Ловко перемахнув через борт, старший лейтенант спрыгнул на землю, поправил портупею, разогнав привычным движением складки гимнастерки под ремнем, потом вскинул руку к козырьку:
– Командир взвода старший лейтенант Акимцев. Прибыл в ваше распоряжение с личным составом и техникой.
– Лейтенант Соколов, – козырнул Алексей и первым, как полагается старшему по должности, протянул руку. – Прошу в дом. У вас карта с собой?

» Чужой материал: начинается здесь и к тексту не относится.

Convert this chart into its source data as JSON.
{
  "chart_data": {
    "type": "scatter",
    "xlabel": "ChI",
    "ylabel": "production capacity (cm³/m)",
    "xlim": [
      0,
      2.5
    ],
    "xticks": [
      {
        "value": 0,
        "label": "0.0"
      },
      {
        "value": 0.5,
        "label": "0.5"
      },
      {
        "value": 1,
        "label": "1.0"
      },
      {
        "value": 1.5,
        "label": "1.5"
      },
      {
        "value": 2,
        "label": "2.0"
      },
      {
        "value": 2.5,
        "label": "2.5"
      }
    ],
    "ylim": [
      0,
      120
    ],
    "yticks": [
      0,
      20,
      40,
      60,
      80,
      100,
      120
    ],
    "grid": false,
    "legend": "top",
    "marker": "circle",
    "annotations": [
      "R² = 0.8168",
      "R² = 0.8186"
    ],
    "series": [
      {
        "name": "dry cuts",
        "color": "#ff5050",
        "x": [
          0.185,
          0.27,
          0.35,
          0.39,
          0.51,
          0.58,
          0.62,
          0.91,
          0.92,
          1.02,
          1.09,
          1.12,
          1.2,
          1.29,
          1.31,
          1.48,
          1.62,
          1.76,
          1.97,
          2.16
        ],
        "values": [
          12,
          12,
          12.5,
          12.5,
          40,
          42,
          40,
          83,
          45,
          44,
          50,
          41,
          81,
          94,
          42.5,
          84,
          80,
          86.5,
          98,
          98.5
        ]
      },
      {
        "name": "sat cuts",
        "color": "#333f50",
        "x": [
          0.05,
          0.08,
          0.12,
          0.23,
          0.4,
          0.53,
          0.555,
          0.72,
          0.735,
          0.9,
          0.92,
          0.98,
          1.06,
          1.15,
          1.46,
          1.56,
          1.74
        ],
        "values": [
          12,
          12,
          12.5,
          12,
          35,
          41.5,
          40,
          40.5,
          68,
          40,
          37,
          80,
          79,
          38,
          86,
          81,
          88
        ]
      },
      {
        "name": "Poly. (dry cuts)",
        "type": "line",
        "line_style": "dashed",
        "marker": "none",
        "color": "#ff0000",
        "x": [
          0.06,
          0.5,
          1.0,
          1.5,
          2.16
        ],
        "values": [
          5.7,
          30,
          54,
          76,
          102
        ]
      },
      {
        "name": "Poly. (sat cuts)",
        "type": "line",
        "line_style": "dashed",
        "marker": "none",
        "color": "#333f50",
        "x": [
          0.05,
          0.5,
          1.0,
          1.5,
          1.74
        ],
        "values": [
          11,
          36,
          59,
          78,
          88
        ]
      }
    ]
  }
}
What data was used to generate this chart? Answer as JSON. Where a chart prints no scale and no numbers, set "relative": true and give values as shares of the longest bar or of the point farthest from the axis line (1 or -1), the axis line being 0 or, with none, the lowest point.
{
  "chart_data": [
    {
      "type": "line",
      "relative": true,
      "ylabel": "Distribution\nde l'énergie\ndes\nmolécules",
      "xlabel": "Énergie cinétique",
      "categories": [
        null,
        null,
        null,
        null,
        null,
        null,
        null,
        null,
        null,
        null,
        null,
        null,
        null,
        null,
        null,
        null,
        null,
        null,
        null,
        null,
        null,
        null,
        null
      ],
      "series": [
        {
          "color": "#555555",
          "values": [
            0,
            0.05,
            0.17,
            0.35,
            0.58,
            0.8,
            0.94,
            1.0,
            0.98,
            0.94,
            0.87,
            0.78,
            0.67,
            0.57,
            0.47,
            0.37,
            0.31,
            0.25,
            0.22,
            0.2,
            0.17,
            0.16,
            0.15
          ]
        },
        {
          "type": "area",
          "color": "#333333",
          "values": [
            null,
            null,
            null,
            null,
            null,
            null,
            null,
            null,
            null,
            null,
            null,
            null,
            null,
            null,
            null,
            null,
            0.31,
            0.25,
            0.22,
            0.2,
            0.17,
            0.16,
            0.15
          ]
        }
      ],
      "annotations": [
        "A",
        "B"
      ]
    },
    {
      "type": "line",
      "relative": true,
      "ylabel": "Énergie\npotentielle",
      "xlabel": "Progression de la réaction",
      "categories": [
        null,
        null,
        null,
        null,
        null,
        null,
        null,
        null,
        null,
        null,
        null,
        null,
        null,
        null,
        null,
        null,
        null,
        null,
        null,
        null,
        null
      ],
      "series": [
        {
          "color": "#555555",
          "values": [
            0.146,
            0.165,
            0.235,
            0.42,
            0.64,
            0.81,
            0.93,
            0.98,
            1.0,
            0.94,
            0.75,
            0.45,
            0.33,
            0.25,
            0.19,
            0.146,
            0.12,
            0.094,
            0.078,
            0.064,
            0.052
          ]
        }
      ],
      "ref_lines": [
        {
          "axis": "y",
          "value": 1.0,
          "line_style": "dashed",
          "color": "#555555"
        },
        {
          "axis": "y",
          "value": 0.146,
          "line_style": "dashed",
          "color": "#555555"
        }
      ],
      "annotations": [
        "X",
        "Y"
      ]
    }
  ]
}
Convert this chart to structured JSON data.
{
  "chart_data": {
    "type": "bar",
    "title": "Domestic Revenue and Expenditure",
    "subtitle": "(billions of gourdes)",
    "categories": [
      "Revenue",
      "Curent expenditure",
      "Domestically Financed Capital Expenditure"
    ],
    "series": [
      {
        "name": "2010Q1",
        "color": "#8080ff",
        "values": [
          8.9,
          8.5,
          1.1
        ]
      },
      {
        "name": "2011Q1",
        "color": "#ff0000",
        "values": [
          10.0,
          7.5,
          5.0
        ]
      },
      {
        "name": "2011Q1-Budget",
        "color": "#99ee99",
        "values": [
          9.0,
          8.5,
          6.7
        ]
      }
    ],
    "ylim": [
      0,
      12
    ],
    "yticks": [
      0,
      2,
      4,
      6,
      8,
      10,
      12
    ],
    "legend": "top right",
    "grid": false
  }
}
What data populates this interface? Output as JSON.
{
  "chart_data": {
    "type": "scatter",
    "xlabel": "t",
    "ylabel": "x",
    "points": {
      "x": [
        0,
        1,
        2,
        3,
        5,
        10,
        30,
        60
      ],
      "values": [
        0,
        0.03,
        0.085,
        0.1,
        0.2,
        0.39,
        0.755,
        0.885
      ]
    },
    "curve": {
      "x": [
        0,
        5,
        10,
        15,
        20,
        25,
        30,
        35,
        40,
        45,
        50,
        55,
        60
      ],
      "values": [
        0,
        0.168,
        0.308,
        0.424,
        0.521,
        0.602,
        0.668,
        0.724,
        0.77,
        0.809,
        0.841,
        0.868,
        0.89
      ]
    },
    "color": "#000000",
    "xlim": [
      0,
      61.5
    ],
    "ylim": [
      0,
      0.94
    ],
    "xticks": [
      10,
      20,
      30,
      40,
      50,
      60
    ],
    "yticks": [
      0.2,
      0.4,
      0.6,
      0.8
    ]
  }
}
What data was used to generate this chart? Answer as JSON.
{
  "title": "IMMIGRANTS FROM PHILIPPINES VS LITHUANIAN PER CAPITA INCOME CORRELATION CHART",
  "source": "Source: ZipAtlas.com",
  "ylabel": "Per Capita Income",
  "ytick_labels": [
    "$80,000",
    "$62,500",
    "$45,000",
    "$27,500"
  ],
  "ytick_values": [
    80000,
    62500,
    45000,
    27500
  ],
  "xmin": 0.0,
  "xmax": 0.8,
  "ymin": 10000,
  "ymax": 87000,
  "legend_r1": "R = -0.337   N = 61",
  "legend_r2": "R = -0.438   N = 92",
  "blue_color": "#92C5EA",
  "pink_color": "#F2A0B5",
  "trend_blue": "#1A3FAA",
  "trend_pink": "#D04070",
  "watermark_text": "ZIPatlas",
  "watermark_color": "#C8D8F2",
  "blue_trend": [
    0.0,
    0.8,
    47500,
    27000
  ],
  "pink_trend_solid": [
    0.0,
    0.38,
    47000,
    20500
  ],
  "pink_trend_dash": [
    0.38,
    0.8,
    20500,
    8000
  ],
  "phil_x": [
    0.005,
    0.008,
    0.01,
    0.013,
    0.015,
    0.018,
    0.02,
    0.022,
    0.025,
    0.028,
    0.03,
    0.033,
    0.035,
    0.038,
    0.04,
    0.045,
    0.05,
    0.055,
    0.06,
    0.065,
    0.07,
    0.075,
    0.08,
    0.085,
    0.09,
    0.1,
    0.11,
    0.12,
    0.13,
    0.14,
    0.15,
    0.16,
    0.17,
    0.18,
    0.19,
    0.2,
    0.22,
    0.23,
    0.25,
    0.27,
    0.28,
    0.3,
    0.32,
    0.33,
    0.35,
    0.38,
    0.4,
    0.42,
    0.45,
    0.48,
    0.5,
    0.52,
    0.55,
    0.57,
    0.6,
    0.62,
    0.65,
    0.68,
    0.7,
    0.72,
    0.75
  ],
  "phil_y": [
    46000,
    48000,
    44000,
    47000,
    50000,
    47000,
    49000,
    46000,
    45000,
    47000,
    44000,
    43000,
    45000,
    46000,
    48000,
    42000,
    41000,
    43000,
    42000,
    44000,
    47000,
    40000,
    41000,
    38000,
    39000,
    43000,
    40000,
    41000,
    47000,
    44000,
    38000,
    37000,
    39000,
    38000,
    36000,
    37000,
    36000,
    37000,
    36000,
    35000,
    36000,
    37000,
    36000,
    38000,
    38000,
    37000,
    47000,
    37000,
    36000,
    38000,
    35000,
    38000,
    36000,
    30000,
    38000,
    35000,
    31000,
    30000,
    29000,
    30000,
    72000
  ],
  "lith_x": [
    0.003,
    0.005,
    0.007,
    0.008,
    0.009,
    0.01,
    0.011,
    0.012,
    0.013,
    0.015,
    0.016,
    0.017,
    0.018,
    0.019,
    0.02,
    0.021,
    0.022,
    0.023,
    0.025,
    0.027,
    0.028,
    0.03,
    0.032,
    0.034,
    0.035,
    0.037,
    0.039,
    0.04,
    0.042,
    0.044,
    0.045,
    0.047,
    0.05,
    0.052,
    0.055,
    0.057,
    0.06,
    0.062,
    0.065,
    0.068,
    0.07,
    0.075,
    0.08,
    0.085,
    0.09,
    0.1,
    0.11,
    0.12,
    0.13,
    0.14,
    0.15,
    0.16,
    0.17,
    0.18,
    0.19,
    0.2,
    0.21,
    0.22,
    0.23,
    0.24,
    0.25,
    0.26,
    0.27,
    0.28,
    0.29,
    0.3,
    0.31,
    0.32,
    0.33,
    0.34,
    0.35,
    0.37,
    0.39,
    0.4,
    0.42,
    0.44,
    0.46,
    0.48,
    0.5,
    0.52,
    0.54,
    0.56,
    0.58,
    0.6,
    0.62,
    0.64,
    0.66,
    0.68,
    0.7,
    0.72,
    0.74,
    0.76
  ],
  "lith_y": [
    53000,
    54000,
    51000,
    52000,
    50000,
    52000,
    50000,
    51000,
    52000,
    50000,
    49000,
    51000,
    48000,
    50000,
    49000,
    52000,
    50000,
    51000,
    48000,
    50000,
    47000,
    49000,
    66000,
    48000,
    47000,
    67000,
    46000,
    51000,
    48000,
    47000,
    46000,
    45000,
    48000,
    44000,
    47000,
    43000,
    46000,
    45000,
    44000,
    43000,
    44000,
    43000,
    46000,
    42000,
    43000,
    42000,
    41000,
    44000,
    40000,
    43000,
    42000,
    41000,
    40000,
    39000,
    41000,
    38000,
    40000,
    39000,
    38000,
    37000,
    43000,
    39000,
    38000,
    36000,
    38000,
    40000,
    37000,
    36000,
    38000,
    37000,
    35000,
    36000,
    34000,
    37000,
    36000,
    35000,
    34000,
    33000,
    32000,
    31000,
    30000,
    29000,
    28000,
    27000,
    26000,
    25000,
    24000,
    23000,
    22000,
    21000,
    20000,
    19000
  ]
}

– Мне сказали в штабе, что карты получили вы, но район предстоящих действий я изучал.
Соколов первым вошел в дом, в котором квартировал его экипаж, снял пилотку, повесив ее на гвоздь у двери, и старательно вытер ноги о вязаный половичок. Чувство раздражения не проходило, и это было плохо. Ему ведь с этим старшим лейтенантом воевать, выполнять общую задачу, а в бою командирам надо не просто слушать друг друга, нужно друг друга буквально чувствовать. И без личного контакта тут никак нельзя. Дело погубишь и людей погубишь. «А если он еще и с гонором окажется?» – недовольно подумал Соколов, подходя к столу и доставая из планшета карту.
Стоявший рядом старший лейтенант вдруг протянул свою широкую ладонь.
– Захар, – представился он. – Я чувствую, что повел себя как-то не так с самого начала. Не судите строго. Я просто не думал, что командовать мной будет такой молодой командир, что у вас такие ротные бывают. Хотя в 41-м лейтенанты сразу после училища целыми полками командовали.
– Алексей, – ответил на рукопожатие Соколов, чувствуя, что внутри у него теплеет. – А я ничего такого и не подумал. Вы же не знали, кто я.
– Это точно, – согласился Акимцев. – Может, для начала сядем, поговорим. Так сказать, наладим личный контакт. А то, как же без него в бою? Дело, на которое мы идем, тяжеловато будет. Не хочу говорить, что мы с тобой, командир, смертники, но когда приказ звучит «взять и держать любой ценой», это означает: до последнего патрона и до последнего человека. Мне говорили про тебя. И что воюешь с первого дня, и что у тебя за плечами очень серьезные самостоятельные операции. Говорят, это ты комкора Кузнецова из-за линии фронта со всей секретной частью вытащил из-под носа у фашистов.
– Все правда, – немного смутился Соколов, опускаясь на лавку. – Я как раз перед войной окончил танковую школу. Командирского опыта всего месяц, а тут сразу такое. Пришлось многому учиться прямо в бою.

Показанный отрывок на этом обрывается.